Léiner Gómez

Personal information
- Full name: Léiner Gómez Viáfara
- Date of birth: 17 November 1982 (age 43)
- Place of birth: Colombia
- Position: Striker

Senior career*
- Years: Team / Apps / (Gls)
- 2004-2005: Boyaca Chico
- 2005: Atlético Huila
- 2006: C.D. Italmaracaibo
- 2006: L.D.U. Loja
- 2007: Deportivo Pereira
- 2008: La Equidad
- 2008-2009: Deportivo Pasto /  / (1)
- 2009: Jiangsu Sainty F.C. / 7 / (1)
- 2009: S.D. Aucas
- 2010: C.D. Malacateco
- 2011: Arabe Unido / 4 / (1)
- 2012: Uniautónoma F.C. / 11 / (1)
- 2013: Jaguares de Córdoba / 13 / (2)

= Léiner Gómez =

Colombian footballer (born 1982)

Leiner Gomez (戈麦斯; born 17 November 1982) is a Colombian former footballer.

==China==
Landing in China on 17 March 2009, Gomez was unable to feature as Jiangsu Sainty took on Shanghai Shenhua on 22 March 2009 due to not getting his transfer certificate on time.
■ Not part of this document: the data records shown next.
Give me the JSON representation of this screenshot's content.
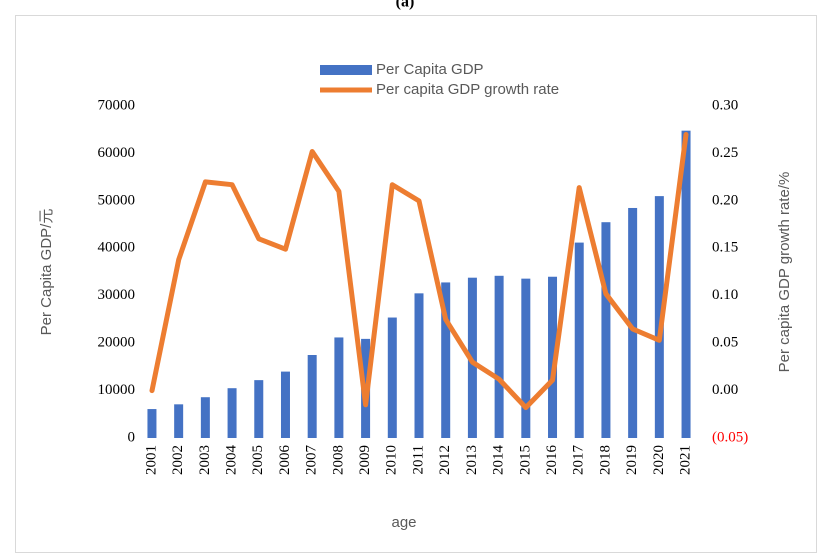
{
  "chart_data": {
    "type": "bar_line",
    "title": "(a)",
    "categories": [
      "2001",
      "2002",
      "2003",
      "2004",
      "2005",
      "2006",
      "2007",
      "2008",
      "2009",
      "2010",
      "2011",
      "2012",
      "2013",
      "2014",
      "2015",
      "2016",
      "2017",
      "2018",
      "2019",
      "2020",
      "2021"
    ],
    "series": [
      {
        "name": "Per Capita GDP",
        "type": "bar",
        "axis": "y",
        "color": "#4472c4",
        "values": [
          6100,
          7100,
          8600,
          10500,
          12200,
          14000,
          17500,
          21200,
          20900,
          25400,
          30500,
          32800,
          33800,
          34200,
          33600,
          34000,
          41200,
          45500,
          48500,
          51000,
          64800
        ]
      },
      {
        "name": "Per capita GDP growth rate",
        "type": "line",
        "axis": "y2",
        "color": "#ed7d31",
        "values": [
          0.0,
          0.138,
          0.22,
          0.217,
          0.16,
          0.149,
          0.252,
          0.21,
          -0.015,
          0.217,
          0.2,
          0.075,
          0.03,
          0.012,
          -0.018,
          0.011,
          0.214,
          0.102,
          0.065,
          0.053,
          0.27
        ]
      }
    ],
    "xlabel": "age",
    "ylabel": "Per Capita GDP/元",
    "y2label": "Per capita GDP growth rate/%",
    "ylim": [
      0,
      70000
    ],
    "yticks": [
      0,
      10000,
      20000,
      30000,
      40000,
      50000,
      60000,
      70000
    ],
    "y2lim": [
      -0.05,
      0.3
    ],
    "y2ticks": [
      {
        "value": -0.05,
        "label": "(0.05)"
      },
      {
        "value": 0.0,
        "label": "0.00"
      },
      {
        "value": 0.05,
        "label": "0.05"
      },
      {
        "value": 0.1,
        "label": "0.10"
      },
      {
        "value": 0.15,
        "label": "0.15"
      },
      {
        "value": 0.2,
        "label": "0.20"
      },
      {
        "value": 0.25,
        "label": "0.25"
      },
      {
        "value": 0.3,
        "label": "0.30"
      }
    ],
    "negative_tick_color": "#ff0000",
    "legend": "top",
    "grid": false
  }
}
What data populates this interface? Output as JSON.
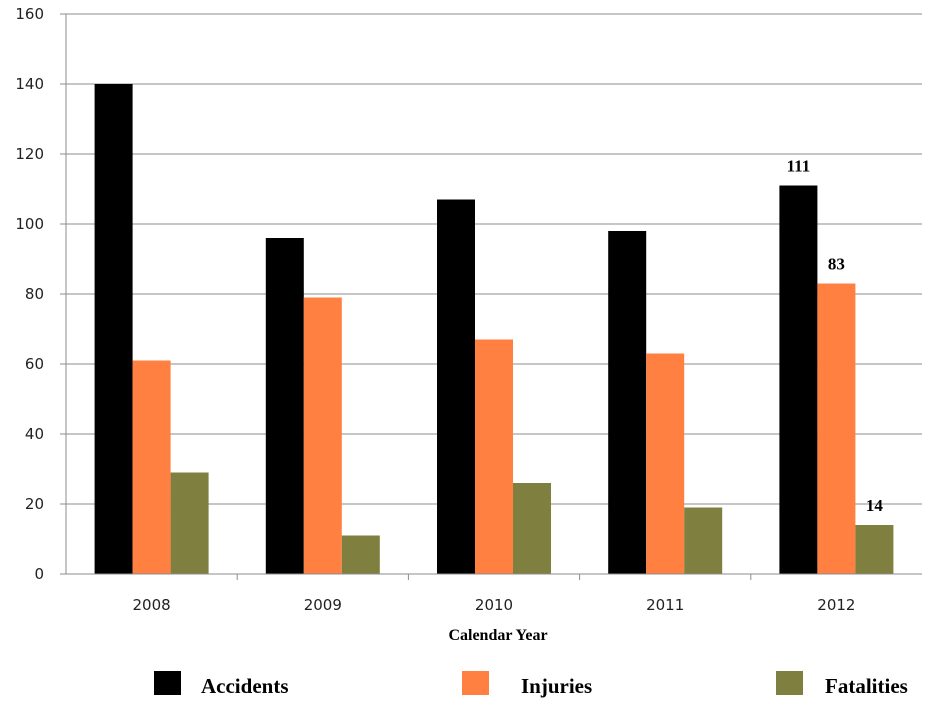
{
  "chart_data": {
    "type": "bar",
    "categories": [
      "2008",
      "2009",
      "2010",
      "2011",
      "2012"
    ],
    "series": [
      {
        "name": "Accidents",
        "values": [
          140,
          96,
          107,
          98,
          111
        ],
        "color": "#000000"
      },
      {
        "name": "Injuries",
        "values": [
          61,
          79,
          67,
          63,
          83
        ],
        "color": "#FF8040"
      },
      {
        "name": "Fatalities",
        "values": [
          29,
          11,
          26,
          19,
          14
        ],
        "color": "#7F7F3F"
      }
    ],
    "title": "",
    "xlabel": "Calendar Year",
    "ylabel": "",
    "ylim": [
      0,
      160
    ],
    "yticks": [
      0,
      20,
      40,
      60,
      80,
      100,
      120,
      140,
      160
    ],
    "grid": true,
    "legend_position": "bottom",
    "data_labels": [
      {
        "series": "Accidents",
        "category": "2012",
        "text": "111"
      },
      {
        "series": "Injuries",
        "category": "2012",
        "text": "83"
      },
      {
        "series": "Fatalities",
        "category": "2012",
        "text": "14"
      }
    ]
  }
}
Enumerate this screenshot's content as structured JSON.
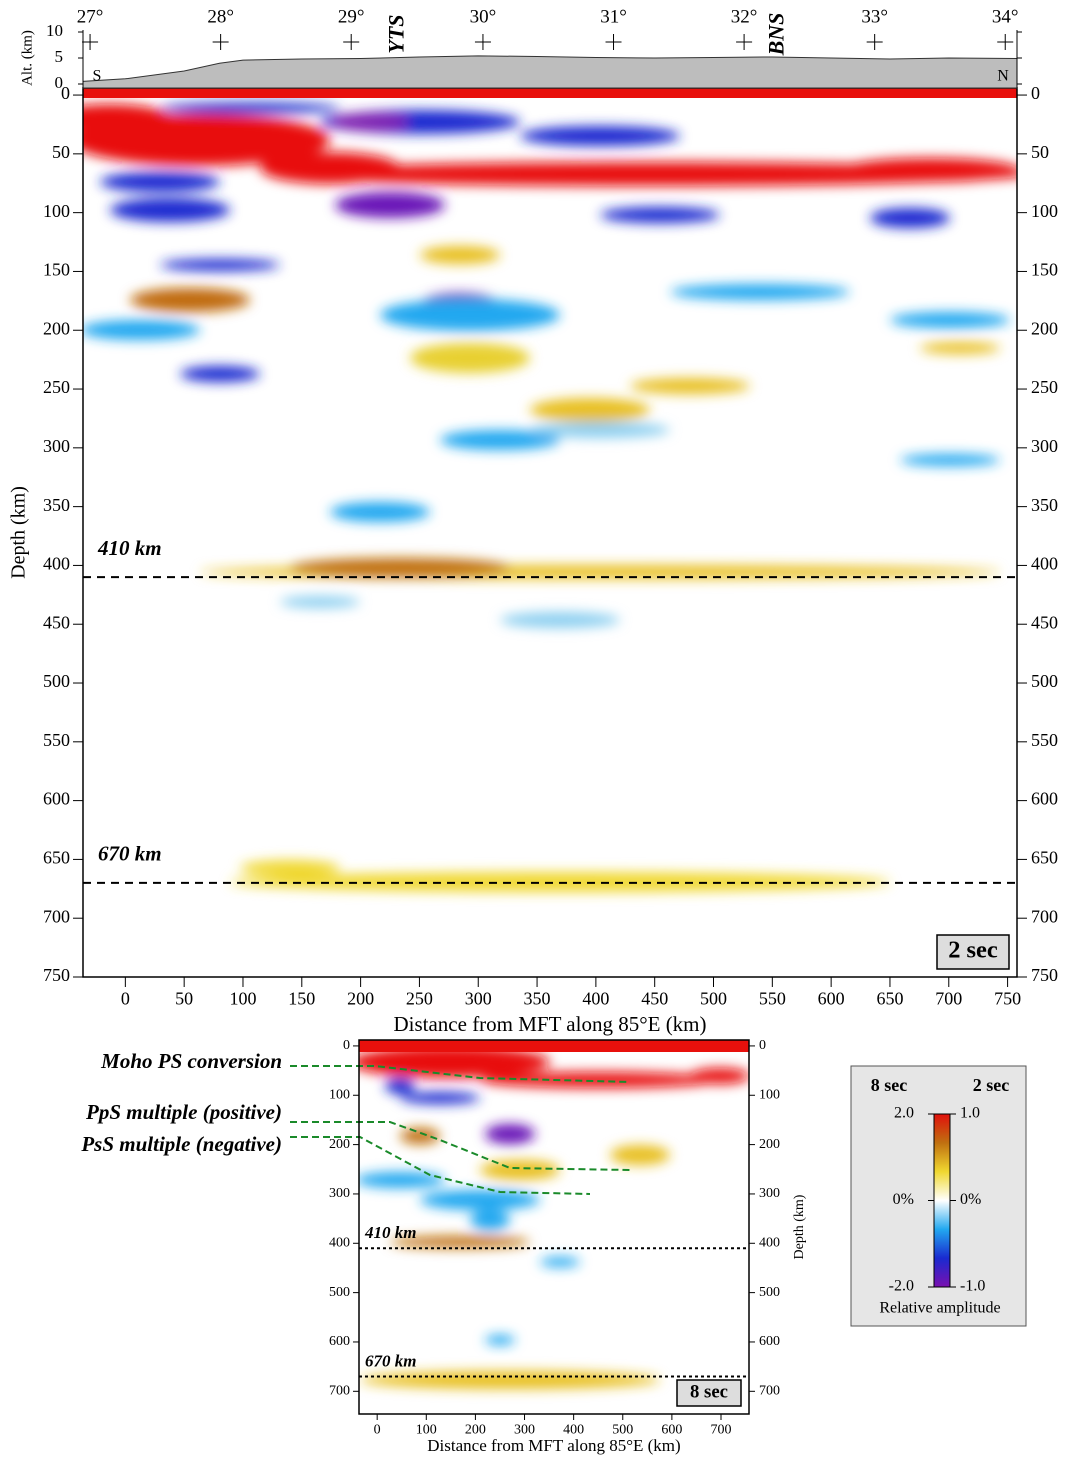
{
  "chart_data": [
    {
      "type": "heatmap",
      "panel_label": "2 sec",
      "xlabel": "Distance from MFT along 85°E (km)",
      "ylabel": "Depth (km)",
      "xlim": [
        -36,
        758
      ],
      "ylim": [
        -6,
        750
      ],
      "xticks": [
        0,
        50,
        100,
        150,
        200,
        250,
        300,
        350,
        400,
        450,
        500,
        550,
        600,
        650,
        700,
        750
      ],
      "yticks": [
        0,
        50,
        100,
        150,
        200,
        250,
        300,
        350,
        400,
        450,
        500,
        550,
        600,
        650,
        700,
        750
      ],
      "x2ticks": [
        {
          "value": -30,
          "label": "27°"
        },
        {
          "value": 81,
          "label": "28°"
        },
        {
          "value": 192,
          "label": "29°"
        },
        {
          "value": 304,
          "label": "30°"
        },
        {
          "value": 415,
          "label": "31°"
        },
        {
          "value": 526,
          "label": "32°"
        },
        {
          "value": 637,
          "label": "33°"
        },
        {
          "value": 748,
          "label": "34°"
        }
      ],
      "annotations": [
        {
          "x": 232,
          "text": "YTS"
        },
        {
          "x": 555,
          "text": "BNS"
        }
      ],
      "lines": [
        {
          "value": 410,
          "label": "410 km"
        },
        {
          "value": 670,
          "label": "670 km"
        }
      ],
      "elevation": {
        "ylabel": "Alt. (km)",
        "ylim": [
          0,
          10
        ],
        "yticks": [
          0,
          5,
          10
        ],
        "left_label": "S",
        "right_label": "N",
        "x": [
          -36,
          0,
          50,
          80,
          100,
          150,
          200,
          250,
          300,
          350,
          400,
          450,
          500,
          550,
          600,
          650,
          700,
          758
        ],
        "values": [
          0.5,
          1,
          2.5,
          4,
          4.6,
          4.8,
          4.9,
          5.2,
          5.4,
          5.3,
          5.1,
          5,
          5.1,
          5.2,
          5,
          4.8,
          5,
          4.9
        ]
      }
    },
    {
      "type": "heatmap",
      "panel_label": "8 sec",
      "xlabel": "Distance from MFT along 85°E (km)",
      "ylabel": "Depth (km)",
      "xlim": [
        -37,
        757
      ],
      "ylim": [
        -12,
        746
      ],
      "xticks": [
        0,
        100,
        200,
        300,
        400,
        500,
        600,
        700
      ],
      "yticks": [
        0,
        100,
        200,
        300,
        400,
        500,
        600,
        700
      ],
      "lines": [
        {
          "value": 410,
          "label": "410 km"
        },
        {
          "value": 670,
          "label": "670 km"
        }
      ],
      "callouts": [
        "Moho PS conversion",
        "PpS multiple (positive)",
        "PsS multiple (negative)"
      ]
    }
  ],
  "colorbar": {
    "title": "Relative amplitude",
    "left_title": "8 sec",
    "right_title": "2 sec",
    "left_ticks": [
      {
        "value": 2,
        "label": "2.0"
      },
      {
        "value": 0,
        "label": "0%"
      },
      {
        "value": -2,
        "label": "-2.0"
      }
    ],
    "right_ticks": [
      {
        "value": 1,
        "label": "1.0"
      },
      {
        "value": 0,
        "label": "0%"
      },
      {
        "value": -1,
        "label": "-1.0"
      }
    ],
    "colors": [
      "#7a10b0",
      "#1a2ad0",
      "#22a8f0",
      "#ffffff",
      "#f0d830",
      "#c07010",
      "#e0100c"
    ]
  }
}
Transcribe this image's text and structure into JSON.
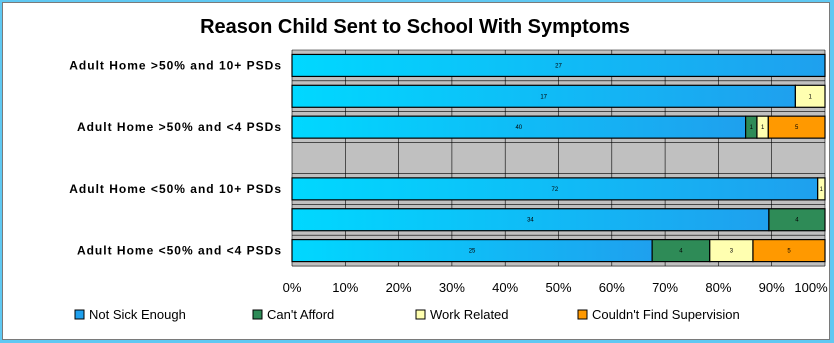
{
  "chart_data": {
    "type": "bar",
    "orientation": "horizontal",
    "stacked": true,
    "normalized_percent": true,
    "title": "Reason Child Sent to School With Symptoms",
    "categories": [
      "Adult Home >50% and 10+ PSDs",
      "",
      "Adult Home >50% and <4 PSDs",
      "",
      "Adult Home <50% and 10+ PSDs",
      "",
      "Adult Home <50% and <4 PSDs"
    ],
    "series": [
      {
        "name": "Not Sick Enough",
        "color": "#1fa0ee",
        "values": [
          27,
          17,
          40,
          0,
          72,
          34,
          25
        ]
      },
      {
        "name": "Can't Afford",
        "color": "#2e8b57",
        "values": [
          0,
          0,
          1,
          0,
          0,
          4,
          4
        ]
      },
      {
        "name": "Work Related",
        "color": "#ffffb0",
        "values": [
          0,
          1,
          1,
          0,
          1,
          0,
          3
        ]
      },
      {
        "name": "Couldn't Find Supervision",
        "color": "#ff9900",
        "values": [
          0,
          0,
          5,
          0,
          0,
          0,
          5
        ]
      }
    ],
    "xlim": [
      0,
      100
    ],
    "x_ticks": [
      "0%",
      "10%",
      "20%",
      "30%",
      "40%",
      "50%",
      "60%",
      "70%",
      "80%",
      "90%",
      "100%"
    ],
    "grid": true,
    "plot_background": "#c0c0c0",
    "legend_position": "bottom"
  }
}
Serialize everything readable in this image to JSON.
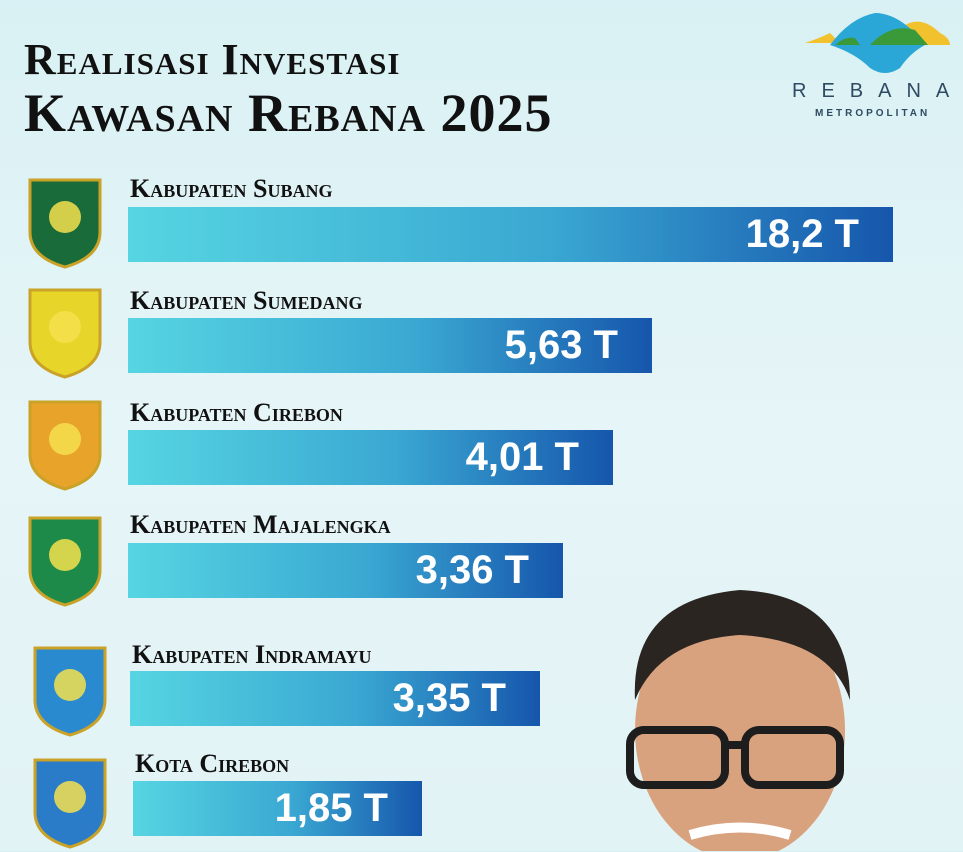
{
  "header": {
    "title_line1": "Realisasi Investasi",
    "title_line2": "Kawasan Rebana 2025"
  },
  "logo": {
    "name": "REBANA",
    "subtitle": "METROPOLITAN",
    "colors": [
      "#2aa7d6",
      "#f2c12e",
      "#3a9a3a"
    ]
  },
  "chart_data": {
    "type": "bar",
    "orientation": "horizontal",
    "title": "Realisasi Investasi Kawasan Rebana 2025",
    "categories": [
      "Kabupaten Subang",
      "Kabupaten Sumedang",
      "Kabupaten Cirebon",
      "Kabupaten Majalengka",
      "Kabupaten Indramayu",
      "Kota Cirebon"
    ],
    "values": [
      18.2,
      5.63,
      4.01,
      3.36,
      3.35,
      1.85
    ],
    "unit": "T",
    "labels": [
      "18,2 T",
      "5,63 T",
      "4,01 T",
      "3,36 T",
      "3,35 T",
      "1,85 T"
    ],
    "bar_gradient": [
      "#56d5e2",
      "#1656ac"
    ]
  }
}
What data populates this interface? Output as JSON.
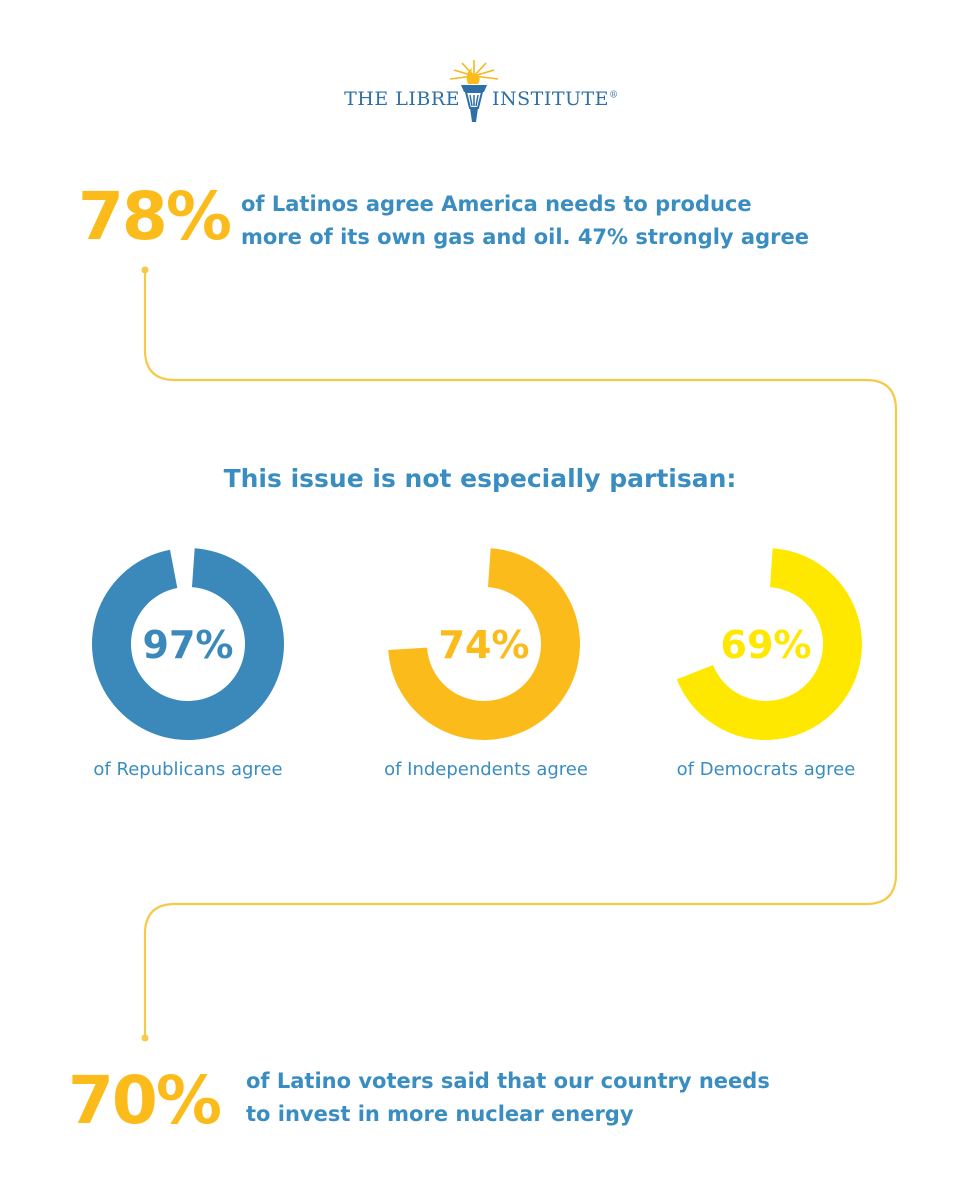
{
  "brand": {
    "left": "THE LIBRE",
    "right": "INSTITUTE",
    "registered": "®"
  },
  "stat_top": {
    "value": "78%",
    "line1": "of Latinos agree America needs to produce",
    "line2": "more of its own gas and oil. 47% strongly agree"
  },
  "headline": "This issue is not especially partisan:",
  "chart_data": {
    "type": "pie",
    "variant": "donut",
    "series": [
      {
        "label": "97%",
        "value": 97,
        "caption": "of Republicans agree",
        "color": "#3a89ba"
      },
      {
        "label": "74%",
        "value": 74,
        "caption": "of Independents agree",
        "color": "#fbbc1b"
      },
      {
        "label": "69%",
        "value": 69,
        "caption": "of Democrats agree",
        "color": "#ffe800"
      }
    ]
  },
  "stat_bottom": {
    "value": "70%",
    "line1": "of Latino voters said that our country needs",
    "line2": "to invest in more nuclear energy"
  },
  "colors": {
    "accent_yellow": "#fbbc1b",
    "text_blue": "#3a8dc0",
    "connector": "#f7c948"
  }
}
He then opened his Chinese Super League scoring account to hold Beijing Guoan 1-1, starting despite an insipid performance on debut a week earlier. However, manager Zhang Yudao described his showing during those two games as mediocre, with the Colombian's agent apologizing that he did not meet expectations as well. Ultimately, he stopped training with Jiangsu and separated with them that June.